Em verdade, o que é preciso ressaltar é que a relação jurídica estabelecida entre alunos e instituições de ensino é uma típica relação de consumo, sujeita, portanto, aos princípios e normas cogentes de ordem pública e interesse social, tal como previstas no Código de Defesa do Consumidor (Lei nº 8.078/90). Ademais, tal relação fora, posteriormente, melhor tratada e/ou complementada com o todo trazido pela lei nº 9.870/99, onde direitos foram assegurados aos alunos, como, por exemplo, aquele relacionado à condições norteadoras da  renovação da matrícula, a proibição de suspensão de provas escolares, a proibição de retenção de documentos escolares ou a aplicação de quaisquer outras penalidades pedagógicas decorrentes de eventuais inadimplementos financeiros.

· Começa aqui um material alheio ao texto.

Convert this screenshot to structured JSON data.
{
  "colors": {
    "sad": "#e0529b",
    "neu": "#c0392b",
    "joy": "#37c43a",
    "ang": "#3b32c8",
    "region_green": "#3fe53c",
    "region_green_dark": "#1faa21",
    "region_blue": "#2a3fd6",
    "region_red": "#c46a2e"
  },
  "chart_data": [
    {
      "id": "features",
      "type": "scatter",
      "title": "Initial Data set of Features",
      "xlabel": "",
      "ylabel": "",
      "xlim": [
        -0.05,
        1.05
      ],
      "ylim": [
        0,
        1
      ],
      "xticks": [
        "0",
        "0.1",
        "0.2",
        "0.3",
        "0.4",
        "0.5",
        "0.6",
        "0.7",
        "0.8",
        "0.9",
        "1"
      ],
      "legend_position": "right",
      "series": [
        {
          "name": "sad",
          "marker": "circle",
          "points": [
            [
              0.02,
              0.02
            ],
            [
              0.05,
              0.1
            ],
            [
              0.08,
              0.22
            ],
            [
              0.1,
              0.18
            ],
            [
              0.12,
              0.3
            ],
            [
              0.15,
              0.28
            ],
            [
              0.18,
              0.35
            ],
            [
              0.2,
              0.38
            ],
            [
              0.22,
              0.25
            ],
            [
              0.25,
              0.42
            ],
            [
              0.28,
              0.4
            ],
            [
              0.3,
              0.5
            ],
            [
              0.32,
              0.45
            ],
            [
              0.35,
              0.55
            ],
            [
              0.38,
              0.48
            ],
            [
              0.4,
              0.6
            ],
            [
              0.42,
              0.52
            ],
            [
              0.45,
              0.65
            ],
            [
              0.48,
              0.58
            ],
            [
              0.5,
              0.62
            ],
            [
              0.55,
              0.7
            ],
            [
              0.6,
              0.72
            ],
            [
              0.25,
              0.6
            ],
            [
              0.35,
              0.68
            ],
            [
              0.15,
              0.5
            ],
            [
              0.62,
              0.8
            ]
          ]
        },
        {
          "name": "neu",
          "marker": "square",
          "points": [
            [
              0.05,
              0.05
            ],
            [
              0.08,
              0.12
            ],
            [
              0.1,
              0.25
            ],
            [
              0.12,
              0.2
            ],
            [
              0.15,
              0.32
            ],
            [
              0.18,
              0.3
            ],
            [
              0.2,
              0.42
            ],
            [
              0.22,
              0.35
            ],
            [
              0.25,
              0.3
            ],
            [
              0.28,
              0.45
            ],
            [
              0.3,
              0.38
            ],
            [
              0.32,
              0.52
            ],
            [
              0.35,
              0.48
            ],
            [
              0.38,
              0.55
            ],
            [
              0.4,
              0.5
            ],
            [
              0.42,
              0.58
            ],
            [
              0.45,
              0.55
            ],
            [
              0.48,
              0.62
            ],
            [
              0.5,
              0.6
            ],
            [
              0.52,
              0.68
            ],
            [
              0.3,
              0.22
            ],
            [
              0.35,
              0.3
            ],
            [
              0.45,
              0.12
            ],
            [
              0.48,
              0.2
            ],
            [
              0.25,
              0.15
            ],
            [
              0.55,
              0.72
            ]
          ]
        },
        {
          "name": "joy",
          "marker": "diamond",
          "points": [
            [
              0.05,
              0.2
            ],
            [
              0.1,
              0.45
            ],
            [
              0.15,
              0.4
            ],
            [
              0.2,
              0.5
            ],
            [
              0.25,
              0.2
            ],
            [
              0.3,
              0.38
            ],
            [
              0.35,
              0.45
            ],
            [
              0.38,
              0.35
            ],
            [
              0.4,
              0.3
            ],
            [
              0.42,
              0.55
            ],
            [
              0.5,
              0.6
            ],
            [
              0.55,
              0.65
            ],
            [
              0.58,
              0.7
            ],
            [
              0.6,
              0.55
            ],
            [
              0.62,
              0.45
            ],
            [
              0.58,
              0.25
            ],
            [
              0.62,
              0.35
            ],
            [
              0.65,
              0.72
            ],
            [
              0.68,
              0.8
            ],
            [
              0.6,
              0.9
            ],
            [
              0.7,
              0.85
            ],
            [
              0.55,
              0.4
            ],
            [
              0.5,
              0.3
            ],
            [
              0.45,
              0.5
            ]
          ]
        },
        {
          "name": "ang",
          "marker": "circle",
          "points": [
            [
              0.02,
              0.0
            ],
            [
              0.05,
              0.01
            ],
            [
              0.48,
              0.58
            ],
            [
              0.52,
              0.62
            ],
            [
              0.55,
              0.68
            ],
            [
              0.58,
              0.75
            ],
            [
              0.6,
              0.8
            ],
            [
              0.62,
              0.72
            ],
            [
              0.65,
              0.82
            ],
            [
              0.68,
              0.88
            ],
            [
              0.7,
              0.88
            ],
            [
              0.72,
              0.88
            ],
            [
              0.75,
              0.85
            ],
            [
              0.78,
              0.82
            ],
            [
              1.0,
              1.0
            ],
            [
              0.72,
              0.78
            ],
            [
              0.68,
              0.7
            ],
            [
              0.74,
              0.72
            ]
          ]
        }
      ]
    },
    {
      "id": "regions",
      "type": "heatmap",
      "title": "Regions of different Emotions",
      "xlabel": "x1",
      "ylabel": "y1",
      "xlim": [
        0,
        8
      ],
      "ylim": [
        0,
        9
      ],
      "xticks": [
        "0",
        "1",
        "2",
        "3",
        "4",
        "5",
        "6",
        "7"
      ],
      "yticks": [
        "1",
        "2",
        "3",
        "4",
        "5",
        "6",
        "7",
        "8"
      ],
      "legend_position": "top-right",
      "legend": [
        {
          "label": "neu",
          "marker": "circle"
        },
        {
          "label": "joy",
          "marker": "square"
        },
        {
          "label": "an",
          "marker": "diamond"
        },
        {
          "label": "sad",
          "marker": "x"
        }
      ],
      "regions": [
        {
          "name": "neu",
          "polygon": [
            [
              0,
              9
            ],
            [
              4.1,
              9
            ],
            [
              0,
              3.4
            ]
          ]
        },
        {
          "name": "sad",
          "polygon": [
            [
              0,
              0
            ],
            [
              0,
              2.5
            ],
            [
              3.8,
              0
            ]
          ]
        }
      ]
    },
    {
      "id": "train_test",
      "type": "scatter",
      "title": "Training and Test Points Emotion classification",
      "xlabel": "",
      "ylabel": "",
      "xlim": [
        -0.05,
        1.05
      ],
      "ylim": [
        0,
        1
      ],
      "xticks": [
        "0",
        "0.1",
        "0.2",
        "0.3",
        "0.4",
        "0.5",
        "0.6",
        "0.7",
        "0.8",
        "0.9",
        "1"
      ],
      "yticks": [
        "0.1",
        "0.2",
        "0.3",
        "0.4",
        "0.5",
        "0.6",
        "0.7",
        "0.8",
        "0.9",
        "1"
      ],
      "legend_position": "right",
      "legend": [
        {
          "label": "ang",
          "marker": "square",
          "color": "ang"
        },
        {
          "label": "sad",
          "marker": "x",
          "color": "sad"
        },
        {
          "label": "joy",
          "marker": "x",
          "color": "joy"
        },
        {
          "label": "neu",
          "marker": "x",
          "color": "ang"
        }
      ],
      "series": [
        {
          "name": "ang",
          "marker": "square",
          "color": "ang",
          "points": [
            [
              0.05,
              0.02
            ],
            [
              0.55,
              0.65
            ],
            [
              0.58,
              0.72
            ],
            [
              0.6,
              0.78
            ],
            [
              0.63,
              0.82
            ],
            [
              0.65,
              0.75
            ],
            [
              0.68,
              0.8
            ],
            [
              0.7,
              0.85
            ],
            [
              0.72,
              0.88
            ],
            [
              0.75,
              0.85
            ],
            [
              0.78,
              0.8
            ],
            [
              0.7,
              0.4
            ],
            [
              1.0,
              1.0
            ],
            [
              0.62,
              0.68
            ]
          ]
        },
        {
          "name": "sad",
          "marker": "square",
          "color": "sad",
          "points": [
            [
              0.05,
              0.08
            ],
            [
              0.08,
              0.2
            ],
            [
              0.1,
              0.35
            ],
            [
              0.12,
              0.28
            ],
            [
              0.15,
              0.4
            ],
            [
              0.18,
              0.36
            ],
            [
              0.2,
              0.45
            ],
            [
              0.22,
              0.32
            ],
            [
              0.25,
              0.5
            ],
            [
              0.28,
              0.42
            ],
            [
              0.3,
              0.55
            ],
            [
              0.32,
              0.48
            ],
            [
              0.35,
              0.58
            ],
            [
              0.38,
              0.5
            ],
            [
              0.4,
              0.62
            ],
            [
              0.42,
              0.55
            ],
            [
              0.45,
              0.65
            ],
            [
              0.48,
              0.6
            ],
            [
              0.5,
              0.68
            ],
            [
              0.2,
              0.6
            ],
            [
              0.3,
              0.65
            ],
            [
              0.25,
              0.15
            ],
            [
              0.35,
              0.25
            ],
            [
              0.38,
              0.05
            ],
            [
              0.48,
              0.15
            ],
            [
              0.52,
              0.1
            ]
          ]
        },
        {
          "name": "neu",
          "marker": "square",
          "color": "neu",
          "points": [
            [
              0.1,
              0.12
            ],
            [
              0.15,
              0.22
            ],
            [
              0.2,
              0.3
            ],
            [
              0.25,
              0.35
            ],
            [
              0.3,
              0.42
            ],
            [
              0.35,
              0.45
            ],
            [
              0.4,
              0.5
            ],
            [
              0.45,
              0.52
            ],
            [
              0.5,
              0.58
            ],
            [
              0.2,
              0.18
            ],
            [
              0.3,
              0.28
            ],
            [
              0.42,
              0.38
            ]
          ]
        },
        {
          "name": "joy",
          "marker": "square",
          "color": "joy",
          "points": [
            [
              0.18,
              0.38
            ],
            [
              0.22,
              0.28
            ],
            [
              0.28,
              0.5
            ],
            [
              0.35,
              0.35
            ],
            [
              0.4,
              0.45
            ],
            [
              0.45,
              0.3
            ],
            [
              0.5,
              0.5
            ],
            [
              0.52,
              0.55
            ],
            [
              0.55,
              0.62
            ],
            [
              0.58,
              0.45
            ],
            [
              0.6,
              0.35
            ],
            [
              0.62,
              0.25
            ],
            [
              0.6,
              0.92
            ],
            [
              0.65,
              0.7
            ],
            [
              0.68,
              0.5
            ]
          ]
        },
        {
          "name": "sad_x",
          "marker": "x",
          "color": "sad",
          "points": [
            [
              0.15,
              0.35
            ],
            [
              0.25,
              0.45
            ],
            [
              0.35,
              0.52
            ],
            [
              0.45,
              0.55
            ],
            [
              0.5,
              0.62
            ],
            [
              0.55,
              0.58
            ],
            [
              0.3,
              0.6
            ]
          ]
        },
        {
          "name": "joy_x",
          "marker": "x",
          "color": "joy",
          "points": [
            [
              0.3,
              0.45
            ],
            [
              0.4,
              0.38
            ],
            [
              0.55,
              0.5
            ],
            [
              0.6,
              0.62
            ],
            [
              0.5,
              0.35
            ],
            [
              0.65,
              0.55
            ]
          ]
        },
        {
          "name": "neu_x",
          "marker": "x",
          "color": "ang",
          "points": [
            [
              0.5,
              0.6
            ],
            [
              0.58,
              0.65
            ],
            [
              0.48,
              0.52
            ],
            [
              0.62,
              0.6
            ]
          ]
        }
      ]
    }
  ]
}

Desta forma, temos que a relação em comento deve estar totalmente pautada nas diretrizes trazidas pela Constituição Federal pátria, analisada em conjunto com os dispositivos do Código de Defesa do Consumidor e da Lei de Anuidade Escolar, acima citada. E, se nenhum dos três ordenamentos em questão traz, expressamente, a obrigação atribuída às escolas de concederem descontos progressivos para segundos, terceiros ou mais filhos de uma mesma família contratante ali matriculados, não há, por conseguinte, legitimidade alguma nessa obrigação que muitos pais tentam imputar a tais instituições.

Aliás, o embasamento jurídico trazido por esses pais ao pleitearem e/ou exigirem esse “direito” que imaginam deter é o artigo 24 do Decreto-Lei n.º 3.200, de 1941, que expressamente determina que “as taxas de matrícula, de exame e quaisquer outras relativas ao ensino, serão cobradas com as seguintes reduções, para as famílias com mais de um filho: para o segundo filho, redução de vinte por cento; para o terceiro, de quarenta por cento; para o quarto e seguintes, de sessenta por cento”.

Entretanto, o que muitos desconhecem, embora legítimo, é que essa obrigação acima disposta não fora recepcionada pela CF/88 e pelos novos parâmetros fixados pelo Decreto-lei 532/69, nem tampouco pela legislação posterior que trata das questões relacionadas ao consumo em geral (Código de Defesa do Consumidor – lei n.º 8.078/90), nem por aquela que trata das condições para fixação da anuidade escolar (lei n.º 9.870/99), estando, portanto, tacitamente revogado tal artigo  24 do decreto-lei 3.200/41.

Assim, resta comprovado que eventual desconto concedido atualmente pelas instituições de ensino a título de “desconto irmãos” ocorre por total liberalidade desta, não havendo qualquer legitimidade dos pais que tentam impô-lo no grito, seja a que título ou tempo for.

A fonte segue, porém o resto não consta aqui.